# Horrible Club Pass rule that changes everything...



## rleigh (Oct 16, 2014)

..for me anyway.

Sorry if this is a repeat, but all the CP topics are miles long. I don't remember hearing this at all.

I just tried to book two resorts that had PLENTY of availability through CP.

I get 6000 credits per year.

I was told I can only book my yearly amount. So even if I had 12000 in the bank, I can only book 6000.

He said it was a new rule.

Thoughts? Anyone run in to this?


----------



## cotraveller (Oct 16, 2014)

That's the way I thought it always was.  It will affect me too, but not quite as severe since I have 10,000 credits.  I'm sure it will be something sales pushes as a reason to buy more credits.


----------



## ronparise (Oct 16, 2014)

And some of us Worldmark cant use Club Pass at all. 

If you want to stay at a Wyndham resort, the easy way is to buy some Wyndham points, or find a Wyndham mega-renter, and rent from them


----------



## blr666 (Oct 16, 2014)

How much does the Wyndham mega renter usually charge?


----------



## am1 (Oct 16, 2014)

Depends how good they are.


----------



## rleigh (Oct 20, 2014)

Thanks for the responses.

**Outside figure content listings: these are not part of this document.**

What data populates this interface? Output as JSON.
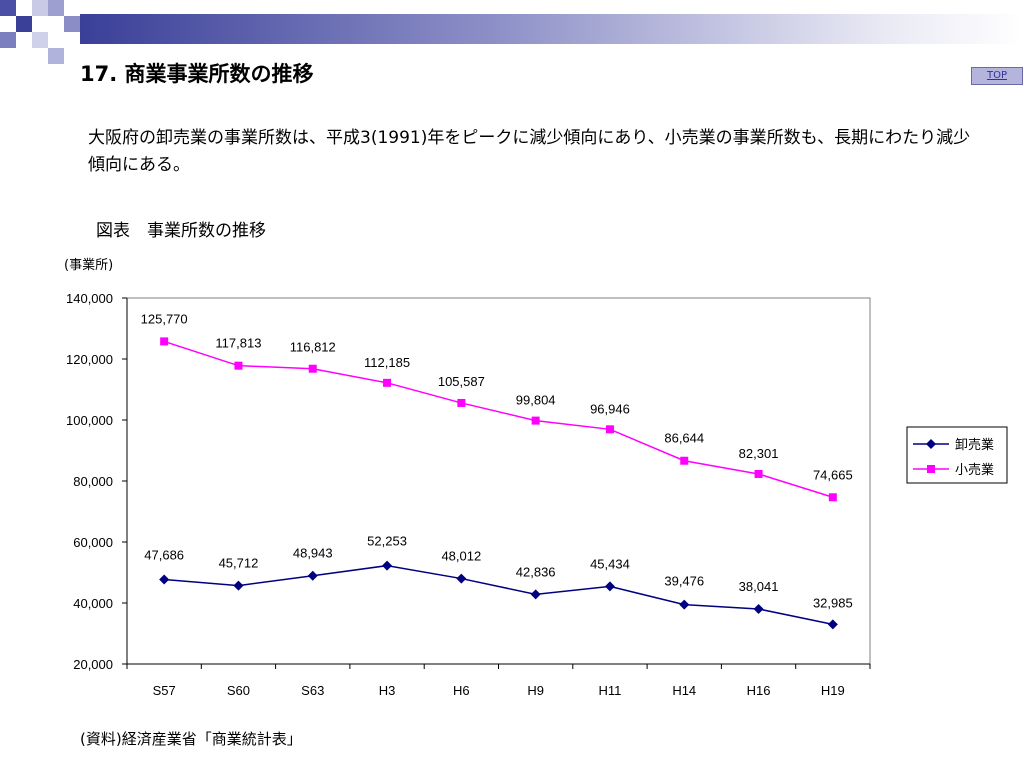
{
  "page": {
    "title": "17. 商業事業所数の推移",
    "top_link": "TOP",
    "description": "大阪府の卸売業の事業所数は、平成3(1991)年をピークに減少傾向にあり、小売業の事業所数も、長期にわたり減少傾向にある。",
    "chart_caption": "図表　事業所数の推移",
    "source_note": "(資料)経済産業省「商業統計表」"
  },
  "chart_data": {
    "type": "line",
    "ylabel": "(事業所)",
    "categories": [
      "S57",
      "S60",
      "S63",
      "H3",
      "H6",
      "H9",
      "H11",
      "H14",
      "H16",
      "H19"
    ],
    "ylim": [
      20000,
      140000
    ],
    "yticks": [
      "20,000",
      "40,000",
      "60,000",
      "80,000",
      "100,000",
      "120,000",
      "140,000"
    ],
    "grid": false,
    "legend_position": "right",
    "series": [
      {
        "name": "卸売業",
        "color": "#000080",
        "marker": "diamond",
        "values": [
          47686,
          45712,
          48943,
          52253,
          48012,
          42836,
          45434,
          39476,
          38041,
          32985
        ],
        "labels": [
          "47,686",
          "45,712",
          "48,943",
          "52,253",
          "48,012",
          "42,836",
          "45,434",
          "39,476",
          "38,041",
          "32,985"
        ]
      },
      {
        "name": "小売業",
        "color": "#ff00ff",
        "marker": "square",
        "values": [
          125770,
          117813,
          116812,
          112185,
          105587,
          99804,
          96946,
          86644,
          82301,
          74665
        ],
        "labels": [
          "125,770",
          "117,813",
          "116,812",
          "112,185",
          "105,587",
          "99,804",
          "96,946",
          "86,644",
          "82,301",
          "74,665"
        ]
      }
    ]
  }
}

I never imagined they would have this rule.  I thought it was a great alt to RCI but now it is worthless to me. 

I was annoyed that we had to pay an additional $99 for resorts we had access to before (yes they gave us a few and I utilized them.)

But it's even worse now. Those Wyn resorts we could use before did not have that "yearly credit max" stipulation.

So for me, resorts were taken away, not added. 

Thanks again for responding.


----------



## ronparise (Oct 20, 2014)

blr666 said:


> How much does the Wyndham mega renter usually charge?



depends on the condition of my bank account,


----------



## vacationhopeful (Oct 20, 2014)

ronparise said:


> depends on the condition of my bank account,



Mine, too. My Wyndham Snowbird Fixed Week MFs come due Nov 1st. My points MFs are every month....


----------